Lo scorso venerdì 24 ottobre ho avuto la tentazione di mandare un messaggio ai membri dei gruppi sinodali, riuniti a Roma per il Giubileo, ma anche per approvare gli orientamenti finali da affidare ai vescovi italiani sul tema della sinodalità.

La bozza del messaggio che ho immaginato poteva contenere una “mozione” da approvare, o meglio da affidare ai vescovi di tutte le Chiese locali, che proponga il sostegno ai settimanali esistenti (e la fondazione di un settimanale in quelle realtà dove non fosse presente), come una delle scelte vincolanti e concrete di sinodalità, perché:

  • il settimanale diocesano può esprimere un autentico lavoro sinodale, e non da oggi, come luogo di informazione, di confronto, di discussione, di comunicazione, di condivisione di idee e di esperienze;
  • le esperienze condivise come notizie sul settimanale sono solo la punta di quell’iceberg corposo che è rappresentato dalla vita ordinaria e feriale delle comunità, dalla loro vivacità locale, anche se non sempre riesce a lavorare in rete, dalla dedizione di tanti laici;
  • il settimanale è un po’ una fotografia della realtà ecclesiale, che ha magari alcuni aspetti a colori e altri in bianco e nero, è quasi una “visita pastorale feriale” che racconta con più realismo quello che non si vede nelle visite pastorali ufficiali, e cioè la vita quotidiana delle comunità locali, le loro fatiche ma anche le piccole iniziative che testimoniano una realtà spesso oggi svalutata come sorpassata o incapace di generare subito forme nuove di evangelizzazione;
  • i soldi spesi per questo non sono fondi spesi male, anzi; sono fondi spesi bene soprattutto quando permettono e sostengono le forme per facilitare la diffusione gratuita sul web dell’informazione, magari sacrificando qualche altro ambito meno “pastorale”, anche se so che le finanze diocesane piangono miseria…
  • quasi tutti i settimanali che conosco hanno anche uno sguardo che va oltre i confini parrocchiali o diocesani, vede quello che succede nel mondo e orientano i lettori a leggere, a capire, a orientarsi, a saper valutare in maniera critica e più informata…

Informazione e formazione

Si potrebbe fare certo ancora di più, ma intanto… “piuttosto che niente, meglio piuttosto”, penso mentre sto sfogliando uno dopo l’altro quelli che ho sul tavolo.
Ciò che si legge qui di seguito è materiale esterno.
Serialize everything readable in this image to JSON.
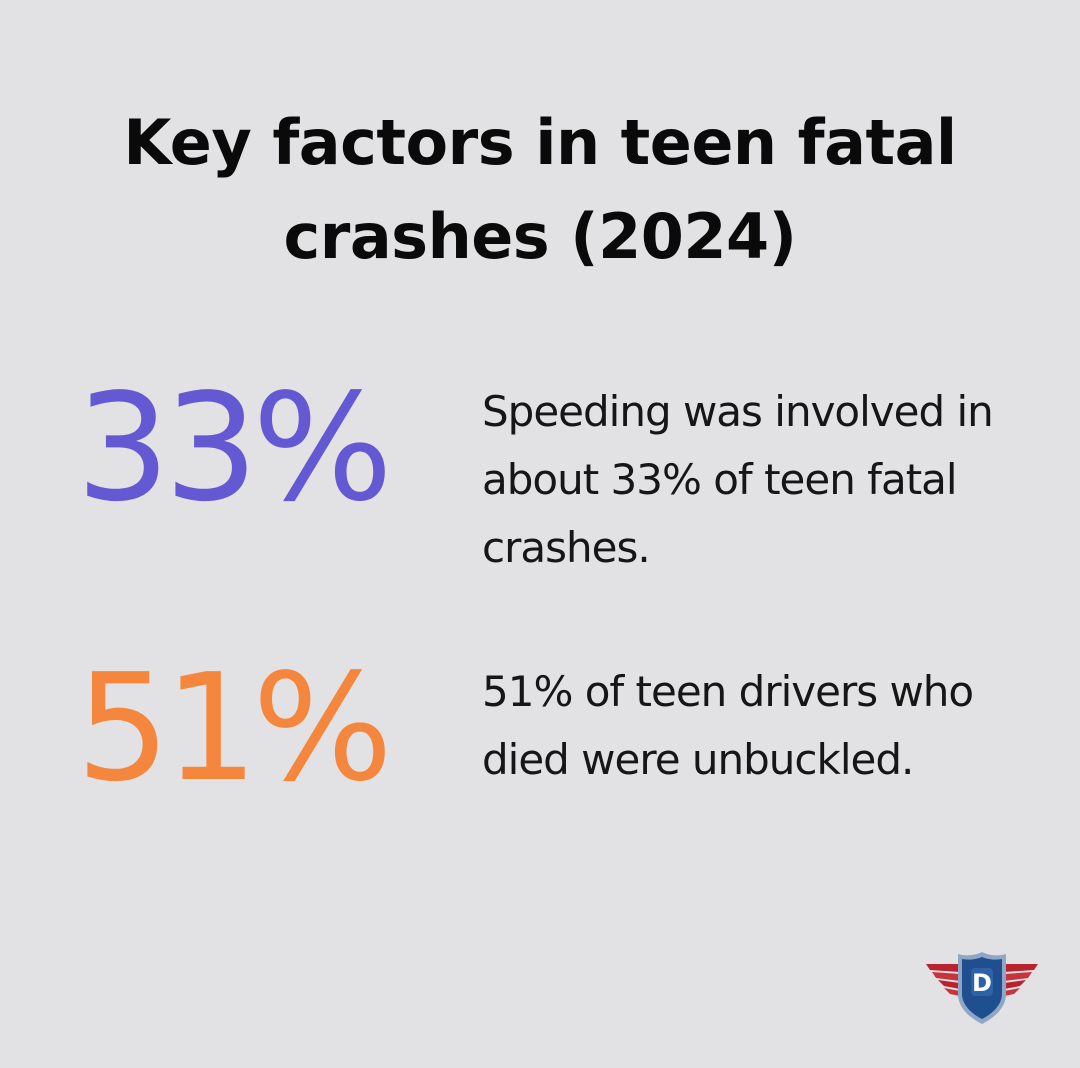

Vedo l’articolo sulle “cinque parole di speranza” per le famiglie di mons. Brambilla, quello sul potenziamento della mensa del Centro di ascolto diocesano a Faenza, il resoconto sull’incontro tra le Chiese confinanti di Italia, Slovenia e Croazia con il relativo “Appello alle Chiese” perché siano case della pace, l’articolo sul “segno giubilare” di Vicenza, con l’inaugurazione di un housing sociale al posto della sede di una ex libreria, l’appello alle comunità cristiane di Rimini per il sostegno delle iniziative che si occupano dei tanti che dormono per strada, le diverse testimonianze di missionari in queste ultime settimane che ruotano attorno alla Giornata Missionaria Mondiale, i numerosi articoli sulla ripresa sempre più faticosa della catechesi, le riflessioni dei direttori sulla situazione drammatica del popolo palestinese, calpestato dal “nemico interno” di Hamas e quello esterno di Israele, con valutazioni diverse sulla “Global Sumud Flotilla”, e qualche intervista ai partecipanti, ma con un unanime auspicio per la pace, i resoconti sui molti cambiamenti di parroci e collaboratori pastorali, molte riprese e riflessioni sulla prima lettera di papa Leone XIV, la presentazione del “Meeting regionale friulano del volontariato” (sabato 25 ottobre) che sottolinea la forza rappresentata da almeno 8.500 associazioni, la ripresa dell’annuale dossier sull’immigrazione curato da Caritas e Migrantes, a testimoniare quanto le comunità locali si spendono nell’accoglienza generosa.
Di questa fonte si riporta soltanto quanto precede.